Previous biochemical characterization of the ShCAST system(5) and work presented here indicates that programmed insertion of the DNA element occurs at a fixed distance from the protospacer in a single orientation. From these structural studies, we form a comprehensive picture that reconciles ShCAST TnsC’s seemingly disparate proposed roles in target-site selection (Figure 5 and Movie S2) which draws strong mechanistic parallels with MuB(30, 33). Our cryo-EM structures of ATP-bound TnsC reveals filaments that polymerize unidirectionally in the 5’ to 3’ direction. We hypothesize that such filaments represent a ‘searching’ state that would encounter the Cas12k-TniQ defined target-site, with a specific polarity, on the PAM distal side of the effector. Our cryo-EM structure of TniQ-TnsC reveals the potential nature of this association at the target-site: only one face of TnsC forms productive interactions with TniQ. Enticingly, an ability of TnsB (possibly bound to the transposon ends needed for integration) to ‘follow’ TnsC to the chosen target-site could draw the element to the integration site marked by TniQ, as a similar process drives plasmid partitioning systems using ATPases(34). Interestingly, our model also accounts for the ‘immunity’ process previously reported for the ShCAST system that prevents multiple insertions from occurring at the same protospacer (5). In the post-hydrolysis state, we observe that TnsC is incapable of forming a filament.

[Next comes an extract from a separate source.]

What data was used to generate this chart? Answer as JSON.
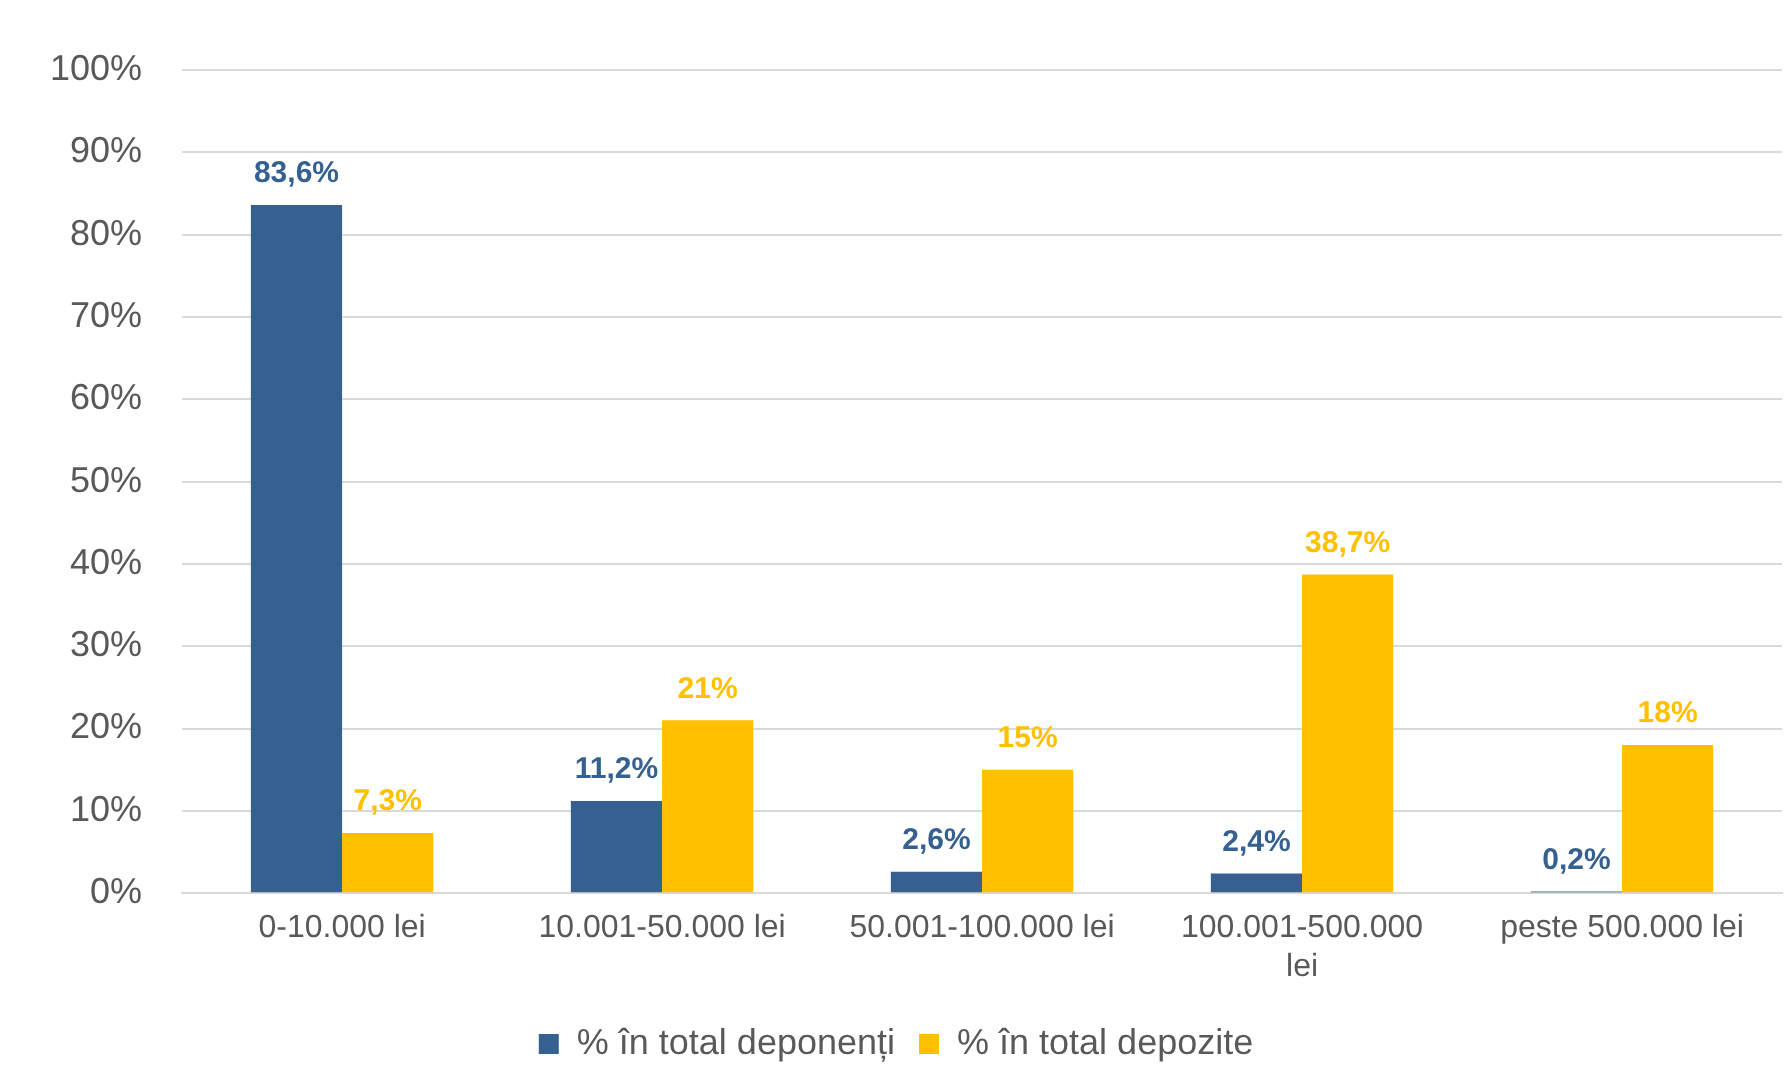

While the exact form of TnsC in the active integration complex remains to be resolved, our results suggest how TnsC filaments interact with a Cas12k-TniQ complex with the right polarity and how TnsB-mediated ATP hydrolysis defines a shortened, integration-competent state.

Figure 5. Mechanistic model describing TnsC’s role in target-site selection.

Figure 5.

TnsC promotes exploration of alternative target-sites by polymerizing along DNA. (A) ShCAST elements may exist in mobile plasmids or in attachment sites (indicated by purple segment) within bacterial chromosomes. TnsB around the previous insertion sites (red circle) triggers TnsC depolymerization (indicated with black bars) thereby rendering sites ‘immune’ to insertion. (B-E) Results are summarized using a conceptual cartoon describing TnsC function. Movie S2 summarizes the same information using the reported structures. (B) TnsC polymerizes unidirectionally along DNA (green semi-circles) on either strand in the presence of ATP in the 5’ to 3’ direction. (C) Once TnsC encounters Cas12k-TniQ it is prevented from polymerizing further and forms a complex with TniQ. (D) TnsB (bound to the terminal ends of the transposon) is able to stimulate TnsC depolymerization and simultaneously be recruited to the target-site. (E) TnsC is disassembled to a finite oligomeric assembly (indicated by green triangle that represents a conformational change that is unable to support a continuous helical filament), which allows integration a fixed distance from the protospacer.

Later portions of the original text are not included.